Test isend/irecv_int + sandbag(100) took 53.740us per iteration (100 iterations)
For better communication performance, use Isend and Irecv, which are "nonblocking": the CPU can keep working while the network talks.
Test send/recv_zero length took 46.548us per iteration (10000 iterations)
Test send/recv_1k took 72.320us per iteration (100 iterations)
Test send/recv_1meg took 9169.580us per iteration (100 iterations)
Short messages, even zero length, are expensive due to alpha cost.  A 1-kilobyte message costs only 30% more than a one-byte message!  Communication costs under 10ns/byte for long messages, since the startup overhead amortizes away.  OpenMPI really can deliver over 100MB/sec on gigabit ethernet.
Test send/recv_int_overlap took 2.792us per iteration (1000 iterations)
Here's another curiousity--if I do repeated one-int sends to the same destination, MPI is smart enough to start bundling the ints together into longer messages.  Of course, it's still far more expensive than just bundling them yourself.
Test send/recv_1meg + sandbag(10000) took 14111.791us per iteration (100 iterations)
Test isend/irecv_1meg + sandbag(10000) took 14018.261us per iteration (100 iterations)
However, MPI doesn't seem to overlap long messages very well--this is clearly first compute, then communicate.  (I might need to add an "MPI_Test" call or something inside my sandbag function.)  Isend doesn't help much here either, for some reason.
(2 cpus) Test barrier took 54.131us per iteration (1000 iterations)
(10 cpus)Test barrier took 242.433us per iteration (1000 iterations)
A barrier requires only one synchronizing message on two CPUs.
(2 cpus) Test bcast_int + barrier took 100.409us per iteration (1000 iterations)
(10 cpus)Test bcast_int + barrier took 390.508us per iteration (1000 iterations)

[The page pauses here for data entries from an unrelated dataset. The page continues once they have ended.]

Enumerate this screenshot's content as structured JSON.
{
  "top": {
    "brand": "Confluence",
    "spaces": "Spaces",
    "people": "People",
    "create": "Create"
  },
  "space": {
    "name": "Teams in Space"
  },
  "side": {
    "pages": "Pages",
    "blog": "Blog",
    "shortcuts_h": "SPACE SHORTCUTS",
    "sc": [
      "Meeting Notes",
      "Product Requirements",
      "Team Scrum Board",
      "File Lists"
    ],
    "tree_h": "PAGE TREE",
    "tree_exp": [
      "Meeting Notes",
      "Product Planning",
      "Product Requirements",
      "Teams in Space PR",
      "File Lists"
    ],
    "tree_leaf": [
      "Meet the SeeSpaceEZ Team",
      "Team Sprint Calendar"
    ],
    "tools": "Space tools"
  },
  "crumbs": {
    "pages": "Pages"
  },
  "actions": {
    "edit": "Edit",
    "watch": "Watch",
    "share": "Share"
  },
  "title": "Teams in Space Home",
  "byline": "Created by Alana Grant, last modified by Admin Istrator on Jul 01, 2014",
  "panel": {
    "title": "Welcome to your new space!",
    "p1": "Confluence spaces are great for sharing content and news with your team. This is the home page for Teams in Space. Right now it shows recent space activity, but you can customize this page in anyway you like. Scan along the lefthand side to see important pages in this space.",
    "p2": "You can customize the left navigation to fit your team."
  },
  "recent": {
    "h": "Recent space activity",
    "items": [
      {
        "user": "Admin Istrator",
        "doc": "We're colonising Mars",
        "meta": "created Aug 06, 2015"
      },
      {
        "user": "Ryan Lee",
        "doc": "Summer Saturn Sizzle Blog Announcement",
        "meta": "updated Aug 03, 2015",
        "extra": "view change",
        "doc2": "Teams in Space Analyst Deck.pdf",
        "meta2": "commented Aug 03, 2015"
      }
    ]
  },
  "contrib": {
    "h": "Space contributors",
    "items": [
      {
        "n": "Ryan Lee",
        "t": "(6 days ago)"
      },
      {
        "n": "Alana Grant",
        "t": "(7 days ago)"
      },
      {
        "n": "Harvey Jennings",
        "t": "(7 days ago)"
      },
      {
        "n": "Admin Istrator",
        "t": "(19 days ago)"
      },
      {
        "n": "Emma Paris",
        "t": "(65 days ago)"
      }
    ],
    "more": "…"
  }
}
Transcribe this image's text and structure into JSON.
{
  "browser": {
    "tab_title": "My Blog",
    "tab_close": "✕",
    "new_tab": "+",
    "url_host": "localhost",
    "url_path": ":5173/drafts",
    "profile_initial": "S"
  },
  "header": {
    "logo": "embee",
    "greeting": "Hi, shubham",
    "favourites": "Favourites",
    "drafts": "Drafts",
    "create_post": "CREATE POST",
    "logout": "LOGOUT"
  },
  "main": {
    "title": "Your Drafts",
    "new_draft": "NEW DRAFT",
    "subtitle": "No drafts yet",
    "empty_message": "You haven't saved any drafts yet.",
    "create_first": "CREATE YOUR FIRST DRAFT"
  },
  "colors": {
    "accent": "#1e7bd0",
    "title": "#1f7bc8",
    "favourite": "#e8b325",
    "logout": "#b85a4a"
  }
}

A broadcast costs about the same as one network message on two processors.  On more processors, it's more expensive, but not tenfold more like the naive "process zero sends once to everybody" algorithm.  On modern hardware, broadcast is very fast.
(2 cpus) Test reduce_int + barrier took 100.939us per iteration (1000 iterations)
(10 cpus)Test reduce_int + barrier took 328.141us per iteration (1000 iterations)
Similarly, a reduction costs basically one message (on two processors).